We are told today that the Equality and Human Rights Commission (EHRC) have discovered that some older people are not cared for in a dignified and respectful way and that as a result their human rights are not being met. To those close to the industry, this is no surprise at all. In fact the Care Quality Commission (CQC) in their last report 2010/11 stated that “One of the outcomes we look at covers ‘effective, safe and appropriate care’. For both NHS and adult social care providers, failure to meet the regulations on this outcome was one of the three most common reasons why we served compliance actions”.
Why does it happen? Because important people in the process are not fulfilling their responsibilities and, because they are failing to do that, a watch dog is expected to oversee an operation serving 500,000 people. The watch dog has no buying power – just the power to sanction and, in extremis, to close a non-compliant operation.
Let’s start at the beginning. By all means let’s take the Minister’s lead today and look at the front line and yes, there will always be rogue care workers who have, in the Minister’s words, switched off their basic compassion. With such a large number involved this is an inevitability which has to be carefully managed by the service provider. What many good people on the front line will tell you is that they are poorly trained and supported, poorly treated and asked to work with conflicting priorities – who are they serving the customer or their manager? This is also inevitable and also needs careful management.
Beginning to spot a theme here? Now ask a Local Authority commissioner about how carefully their provider is managed and you will probably be passed on to the contract manager – this is someone who takes over the management of the provider from the commissioner once the service starts to be implemented. Now when you talk to the contract manager they will tell you that they have too many contracts to manage and so they are behind, but they probably have a conversation several times each year on any specific complaints and some discussions about trying to get day-rate prices down. Does this sound like a good basis for checking on this careful management the provider needs to have in place? – No.

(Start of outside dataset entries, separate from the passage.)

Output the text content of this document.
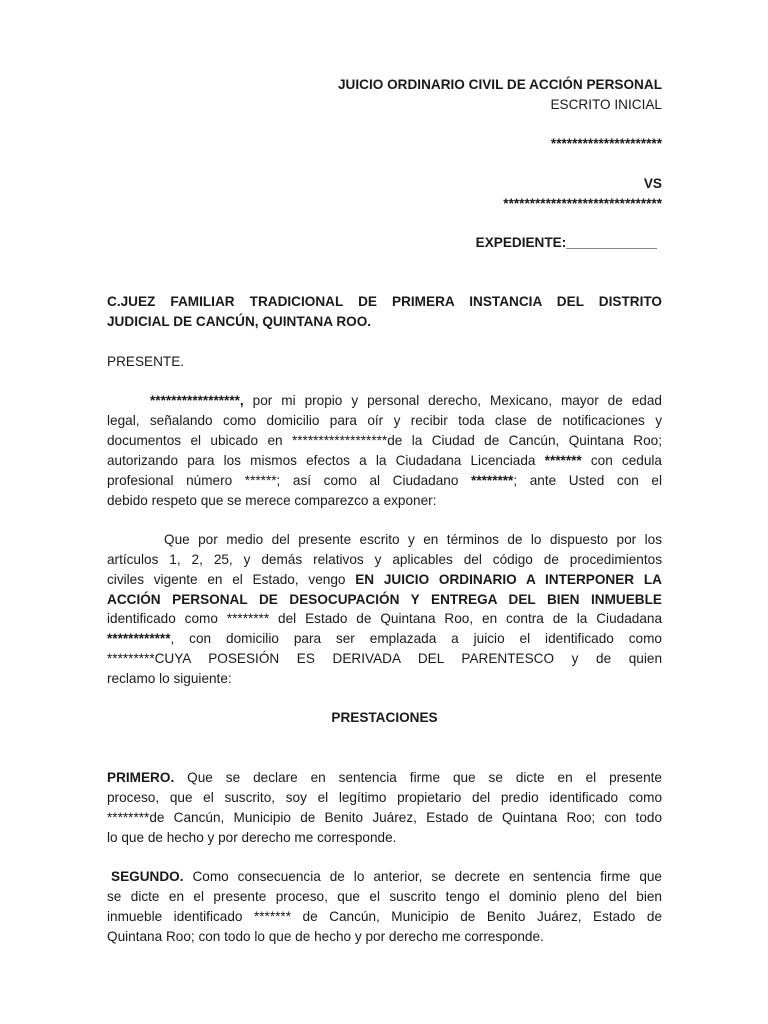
JUICIO ORDINARIO CIVIL DE ACCIÓN PERSONAL
ESCRITO INICIAL
*********************
VS
******************************
EXPEDIENTE:____________
C.JUEZ FAMILIAR TRADICIONAL DE PRIMERA INSTANCIA DEL DISTRITO
JUDICIAL DE CANCÚN, QUINTANA ROO.
PRESENTE.
*****************, por mi propio y personal derecho, Mexicano, mayor de edad
legal, señalando como domicilio para oír y recibir toda clase de notificaciones y
documentos el ubicado en ******************de la Ciudad de Cancún, Quintana Roo;
autorizando para los mismos efectos a la Ciudadana Licenciada ******* con cedula
profesional número ******; así como al Ciudadano ********; ante Usted con el
debido respeto que se merece comparezco a exponer:
Que por medio del presente escrito y en términos de lo dispuesto por los
artículos 1, 2, 25, y demás relativos y aplicables del código de procedimientos
civiles vigente en el Estado, vengo EN JUICIO ORDINARIO A INTERPONER LA
ACCIÓN PERSONAL DE DESOCUPACIÓN Y ENTREGA DEL BIEN INMUEBLE
identificado como ******** del Estado de Quintana Roo, en contra de la Ciudadana
************, con domicilio para ser emplazada a juicio el identificado como
*********CUYA POSESIÓN ES DERIVADA DEL PARENTESCO y de quien
reclamo lo siguiente:
PRESTACIONES
PRIMERO. Que se declare en sentencia firme que se dicte en el presente
proceso, que el suscrito, soy el legítimo propietario del predio identificado como
********de Cancún, Municipio de Benito Juárez, Estado de Quintana Roo; con todo
lo que de hecho y por derecho me corresponde.
SEGUNDO. Como consecuencia de lo anterior, se decrete en sentencia firme que
se dicte en el presente proceso, que el suscrito tengo el dominio pleno del bien
inmueble identificado ******* de Cancún, Municipio de Benito Juárez, Estado de
Quintana Roo; con todo lo que de hecho y por derecho me corresponde.
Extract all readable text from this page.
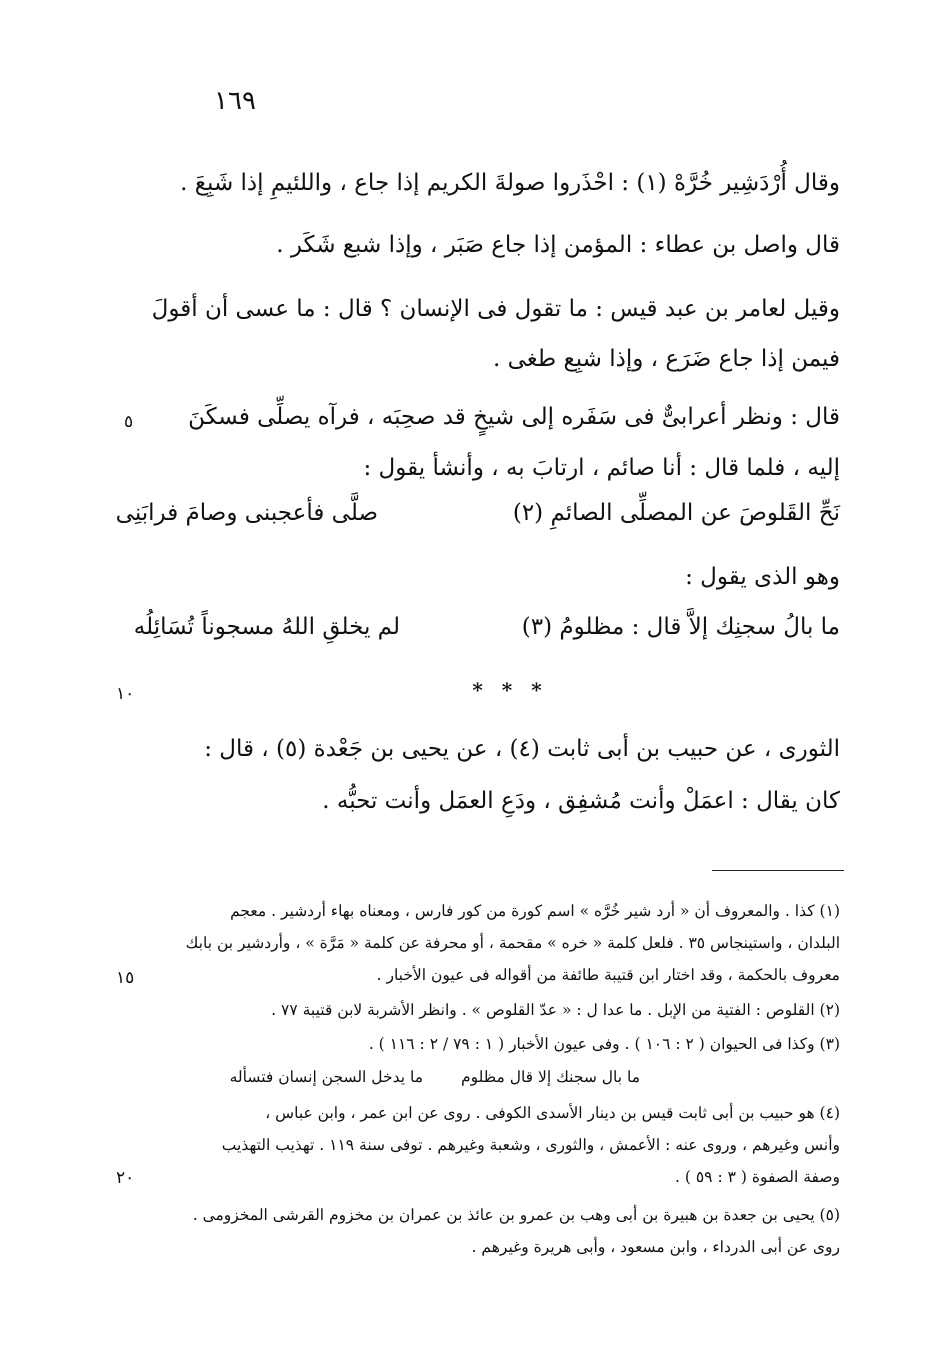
١٦٩
٥
١٠
١٥
٢٠
وقال أُرْدَشِير خُرَّهْ (١) : احْذَروا صولةَ الكريم إذا جاع ، واللئيمِ إذا شَبِعَ .
قال واصل بن عطاء : المؤمن إذا جاع صَبَر ، وإذا شبع شَكَر .
وقيل لعامر بن عبد قيس : ما تقول فى الإنسان ؟ قال : ما عسى أن أقولَ
فيمن إذا جاع ضَرَع ، وإذا شبِع طغى .
قال : ونظر أعرابىٌّ فى سَفَره إلى شيخٍ قد صحِبَه ، فرآه يصلِّى فسكَنَ
إليه ، فلما قال : أنا صائم ، ارتابَ به ، وأنشأ يقول :
صلَّى فأعجبنى وصامَ فرابَنِى	نَحِّ القَلوصَ عن المصلِّى الصائمِ (٢)
وهو الذى يقول :
لم يخلقِ اللهُ مسجوناً تُسَائِلُه	ما بالُ سجنِك إلاَّ قال : مظلومُ (٣)
* * *
الثورى ، عن حبيب بن أبى ثابت (٤) ، عن يحيى بن جَعْدة (٥) ، قال :
كان يقال : اعمَلْ وأنت مُشفِق ، ودَعِ العمَل وأنت تحبُّه .
(١) كذا . والمعروف أن « أرد شير خُرَّه » اسم كورة من كور فارس ، ومعناه بهاء أردشير . معجم
البلدان ، واستينجاس ٣٥ . فلعل كلمة « خره » مقحمة ، أو محرفة عن كلمة « مَرَّة » ، وأردشير بن بابك
معروف بالحكمة ، وقد اختار ابن قتيبة طائفة من أقواله فى عيون الأخبار .
(٢) القلوص : الفتية من الإبل . ما عدا ل : « عدّ القلوص » . وانظر الأشربة لابن قتيبة ٧٧ .
(٣) وكذا فى الحيوان ( ٢ : ١٠٦ ) . وفى عيون الأخبار ( ١ : ٧٩ / ٢ : ١١٦ ) .
ما يدخل السجن إنسان فتسأله ما بال سجنك إلا قال مظلوم
(٤) هو حبيب بن أبى ثابت قيس بن دينار الأسدى الكوفى . روى عن ابن عمر ، وابن عباس ،
وأنس وغيرهم ، وروى عنه : الأعمش ، والثورى ، وشعبة وغيرهم . توفى سنة ١١٩ . تهذيب التهذيب
وصفة الصفوة ( ٣ : ٥٩ ) .
(٥) يحيى بن جعدة بن هبيرة بن أبى وهب بن عمرو بن عائذ بن عمران بن مخزوم القرشى المخزومى .
روى عن أبى الدرداء ، وابن مسعود ، وأبى هريرة وغيرهم .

Maybe we need to look elsewhere? The Local Authority’s operations department deals with people approaching social services and, where necessary, assesses these people and decides upon a package of care to be delivered by one of the contracted providers. Each case will get logged on to the LA’s case management system and a purchase order sent to a service provider. In most instances the LA will get the care kicked off okay and then leave it to the service provider to look after. Anything up to a year later the case will be formally reviewed, but unless there is a complaint of some sort there will be no further checking. Have we now found a good basis for checking on the careful management the provider needs to have in place? – still no, but there is nowhere else to go, or is there?
Yes, there is a third party monitoring organisation, the CQC with a stretched team of inspectors who go round checking on the performance of registered social care providers. The only data I could find for my local care home was a self-assessment done by the provider when they first opened two years before. Does this sound like a good basis for checking on the careful management the provider needs to have in place? Regrettably no, and I think this the end of the story.
So to recap: the vast army of care workers out there needs careful management to ensure that sadists are rooted out and the good members of staff are properly trained, motivated and organised to excel at the job each commissioner has asked them to do. The council’s contract manager has to carefully manage the service provider (the contractor) but is not close enough to the provider to do that. The council’s operations manager has too many cases to look after so relies upon the provider and CQC. But in practice the provider is not carefully managed and the CQC, by their own admission is presiding over ineffective, unsafe and inappropriate care’.
What is the answer? Surely it is not to spend more money overlaying more third party checking and quality control. This seems to be the Department of Health’s first response. Any process engineer will tell you that quality control is wasted effort – it might be necessary but its need has to be routinely challenged.
I therefore strongly challenge the need for the CQC to be given more resources to check the front line services being provided by Local Authorities and their providers. The correct place to maintain quality is within the setting up and running of the contractual arrangement between commissioner and service provider. Notice I talk about two things: setting up as well as managing. As the EHRC correctly point out the commissioner must write a specification for the service which explicitly requires the provider to work in a way that protects human rights and they may well define particular measures the providers must adopt. Once the contract is signed, binding in the provider to deliver according to the specification, then the commissioning authority must guarantee that their chosen providers deliver what they have signed up to do. They pay for the service – they have a duty of care, no less, to ensure they get what they pay for from their nominated providers. This is what CQC should check first.
There are just over 150 local authorities with responsibility for adult social care and many hundreds of thousands of front line workers – where would you start? Is this what the Department of Health is suggesting?